Postoperative chest roentgenograms detected 68 cases of pulmonary complications, including pleural effusion (n = 50), atelectasis (n = 6), pneumonia (n = 6), pulmonary edema (n = 5), and acute respiratory distress syndrome associated with pneumonia (n = 1). Of the seven patients with pneumonia, five died. On univariate analysis the risk factors predictive for pneumonia were high serum creatinine and total bilirubin, hemodialysis at the time of occurrence, and history of acute rejection and on multivariate analysis increased total bilirubin and history of acute rejection. Pulmonary complications were dependent on the medical condition at the time of occurrence rather than on the preoperative condition.
Although the incidence of pneumonia in liver recipients was relatively low, the mortality rate in patients who developed this complication was high. High-risk patients undergoing liver transplantation thus require early diagnosis and intensive treatment to diminish the morbidity and mortality associated with pulmonary complications.
肝移植术后肺部并发症频繁发生,但其相关危险因素尚未完全明确。因此,我们试图确定成年肝移植受者肺部并发症的危险因素。
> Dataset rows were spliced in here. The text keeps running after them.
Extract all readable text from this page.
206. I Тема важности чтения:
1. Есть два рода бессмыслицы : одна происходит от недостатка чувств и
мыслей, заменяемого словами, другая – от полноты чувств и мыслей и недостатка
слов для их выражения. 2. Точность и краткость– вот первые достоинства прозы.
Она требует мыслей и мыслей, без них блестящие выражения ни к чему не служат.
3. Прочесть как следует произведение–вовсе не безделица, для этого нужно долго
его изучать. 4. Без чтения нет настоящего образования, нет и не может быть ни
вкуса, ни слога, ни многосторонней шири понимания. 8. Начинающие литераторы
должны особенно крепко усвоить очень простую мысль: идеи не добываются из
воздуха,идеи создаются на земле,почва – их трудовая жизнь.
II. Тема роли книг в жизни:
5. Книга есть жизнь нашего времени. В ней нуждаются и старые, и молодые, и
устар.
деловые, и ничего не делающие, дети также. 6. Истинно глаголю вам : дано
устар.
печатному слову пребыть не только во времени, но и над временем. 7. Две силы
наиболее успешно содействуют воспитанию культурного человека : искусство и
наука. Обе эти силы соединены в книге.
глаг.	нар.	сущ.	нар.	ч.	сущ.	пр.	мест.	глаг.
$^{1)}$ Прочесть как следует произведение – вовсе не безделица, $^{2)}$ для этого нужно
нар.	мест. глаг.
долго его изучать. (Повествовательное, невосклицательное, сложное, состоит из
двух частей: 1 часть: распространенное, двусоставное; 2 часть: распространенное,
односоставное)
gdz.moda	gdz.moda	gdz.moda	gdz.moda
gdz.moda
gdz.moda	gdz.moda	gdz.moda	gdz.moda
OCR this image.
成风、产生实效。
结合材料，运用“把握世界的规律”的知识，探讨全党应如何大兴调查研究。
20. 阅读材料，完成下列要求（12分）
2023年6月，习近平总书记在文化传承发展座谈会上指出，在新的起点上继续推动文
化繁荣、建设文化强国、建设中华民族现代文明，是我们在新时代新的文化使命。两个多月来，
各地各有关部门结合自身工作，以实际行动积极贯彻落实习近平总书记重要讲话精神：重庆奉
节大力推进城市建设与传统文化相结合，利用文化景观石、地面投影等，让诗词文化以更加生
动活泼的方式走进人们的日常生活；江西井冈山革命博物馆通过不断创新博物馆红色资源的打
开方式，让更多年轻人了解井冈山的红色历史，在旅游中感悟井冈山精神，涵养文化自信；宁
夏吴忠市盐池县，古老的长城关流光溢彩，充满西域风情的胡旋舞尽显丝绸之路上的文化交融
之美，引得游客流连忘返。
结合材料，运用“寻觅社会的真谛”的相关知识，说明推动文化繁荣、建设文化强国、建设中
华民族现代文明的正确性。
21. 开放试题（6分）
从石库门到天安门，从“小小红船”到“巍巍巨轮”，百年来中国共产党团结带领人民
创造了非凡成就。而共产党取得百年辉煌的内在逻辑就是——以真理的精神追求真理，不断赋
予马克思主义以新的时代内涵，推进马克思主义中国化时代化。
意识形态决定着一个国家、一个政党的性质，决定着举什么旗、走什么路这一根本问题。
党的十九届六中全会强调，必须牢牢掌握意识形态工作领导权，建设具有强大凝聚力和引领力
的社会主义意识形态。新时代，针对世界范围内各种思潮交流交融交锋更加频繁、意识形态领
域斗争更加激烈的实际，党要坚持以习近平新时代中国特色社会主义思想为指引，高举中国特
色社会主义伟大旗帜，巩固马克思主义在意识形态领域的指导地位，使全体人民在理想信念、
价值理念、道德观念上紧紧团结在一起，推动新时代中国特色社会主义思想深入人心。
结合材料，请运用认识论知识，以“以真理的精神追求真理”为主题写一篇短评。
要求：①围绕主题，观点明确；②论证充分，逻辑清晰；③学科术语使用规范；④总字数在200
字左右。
我们回顾性分析了2001年期间连续接受131例肝移植手术的128例成年患者的病历。我们评估了影像学确定的肺部并发症的发生率、发病时间和结局,以及感染性并发症的预测因素。
术后胸部X线片检测到68例肺部并发症,包括胸腔积液(n = 50)、肺不张(n = 6)、肺炎(n = 6)、肺水肿(n = 5)和与肺炎相关的急性呼吸窘迫综合征(n = 1)。7例肺炎患者中有5例死亡。单因素分析显示,肺炎的预测危险因素为血清肌酐和总胆红素水平高、发病时进行血液透析、急性排斥反应史;多因素分析显示,总胆红素升高和急性排斥反应史是肺炎的预测危险因素。肺部并发症取决于发病时的病情,而非术前病情。
尽管肝移植受者肺炎的发生率相对较低,但发生该并发症的患者死亡率较高。因此,接受肝移植的高危患者需要早期诊断和强化治疗,以降低与肺部并发症相关的发病率和死亡率。